Earlier this month, Riggs released a video of a solo performance of his new song “Second Hand Smoke,” which will be included on his as-yet-unnamed follow-up to Outrun the Sun, due later this year. (Watch the video below.) “It’s a song about addiction, pure and simple,” Riggs says of “Smoke.” He admits he has struggled with addiction at times in his life, and in characteristically soul-baring fashion, he’s unafraid to discuss those struggles in his lyrics.

In Rolling Stone Country‘s latest “5 Minutes in Texas” series, Riggs talks about the influence of Hubbard and Reckless Kelly, the cinematic music video for “When the Lights Go Out” and his Star Wars-themed line of merch.

Ray of Light
“[Ray Wylie Hubbard’s wife Judy] sort of quasi-managed me for a short time through some struggles I was going through. And I met Ray via her. And Ray and Judy kind of became my magical, musical godparents, so to speak. I think Ray saw that I was in a malleable place in my musical career and songwriting, and he jumped on that and set me in the right direction, in terms of just writing real lyricism, really putting out songs that you’re proud of, that you don’t mind singing for 30 years. It helped me to redefine my sound, or find my sound in general.
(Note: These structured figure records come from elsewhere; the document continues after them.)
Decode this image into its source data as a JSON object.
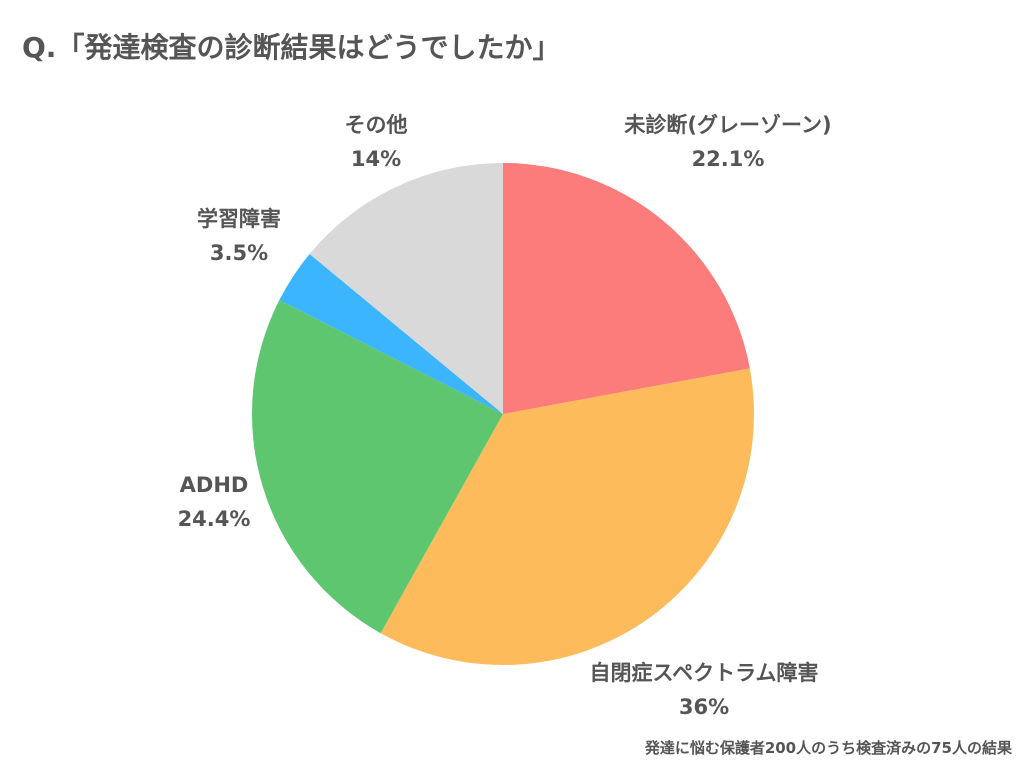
{
  "title": "Q.「発達検査の診断結果はどうでしたか」",
  "footnote": "発達に悩む保護者200人のうち検査済みの75人の結果",
  "chart_data": {
    "type": "pie",
    "title": "Q.「発達検査の診断結果はどうでしたか」",
    "slices": [
      {
        "label": "未診断(グレーゾーン)",
        "value": 22.1,
        "display": "22.1%",
        "color": "#fc7b7b"
      },
      {
        "label": "自閉症スペクトラム障害",
        "value": 36,
        "display": "36%",
        "color": "#fdbb5c"
      },
      {
        "label": "ADHD",
        "value": 24.4,
        "display": "24.4%",
        "color": "#5ec66f"
      },
      {
        "label": "学習障害",
        "value": 3.5,
        "display": "3.5%",
        "color": "#3bb5fd"
      },
      {
        "label": "その他",
        "value": 14,
        "display": "14%",
        "color": "#d9d9d9"
      }
    ]
  }
}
I think I was really searching for myself for a while there, and when you get a nod from someone like Ray, it’s really empowering.”

Reckless Abandon
“A friend of mine who was running a ranching operation out of Crockett, Texas, would drive back and forth from Florida. And he came back with a [mix] CD — it had some Reckless Kelly on it, some Randy Rogers on it, things like that. And [Reckless Kelly’s] ‘Wicked Twisted Road’ was on that CD, and that song really spoke to me. I think at that time I sort of idolized them. The sound that I wanted was that sound. I wanted a sound that really didn’t bow down to anybody. You weren’t going to find it in the Top 40 pipeline.”

Go Garth or Go Home
“Growing up, [Garth Brooks] was a beacon for me. Sort of the lighthouse in the fog. I always followed that kind of idea that he had. Like, we have a limited amount of time on this earth, and you have an exponential reach with your music if you chose to. [With Garth,] there was no box. There were no lines. He went way outside of where you ever thought he was going to go. ‘Standing Outside the Fire,’ he took that video in a completely left-field [direction]. And ‘The Thunder Rolls’ obviously was amazing, and ‘The Red Strokes.’ So many different songs, and the videos were just off-the-wall and awesome.”

Cowboy Up
Riggs’ video for “When the Lights Go Out” is a spooky look at the death — and afterlife? — of a dead bull rider. “I wrote this story, sort of a continuation of the [late bull rider] Lane Frost story, for the video. I wanted a video that, by the end of it, people had chills down the back of their neck. We didn’t stop until we did it. And that was me on the bull. I used to ride for a short time in high school. Very amateur. But I wanted people to believe it. I didn’t want a stunt double.”

Second-Hand Addiction
“I think everybody is addicted to something in life. But more often, people are addicted to someone more than something. And that’s exactly what ‘Second Hand Smoke’ is about. The [character in the song], it’s like he’s always involving himself with things that kill him. And her love is really no different. At the end of the song, he decides it’s just a habit he’s never going to be able to break, because every time he gets around her, he’s got to have her again. Just like second-hand smoke.”

May the Merch Be With You
“I’m a huge dork. I don’t watch TV, but I’m a big cinematic fan. I love Star Wars, I love Lord of the Rings, I love Harry Potter and stuff like that. It’s just fun to watch a cool, surreal world. When we were designing koozies [to sell at the merch table], we stumbled across the Star Wars theme, and it just sold like hotcakes. It was, ‘Well, nobody else is doing it, so let’s do it.’ I’ve been waiting on a cease-and-desist order.”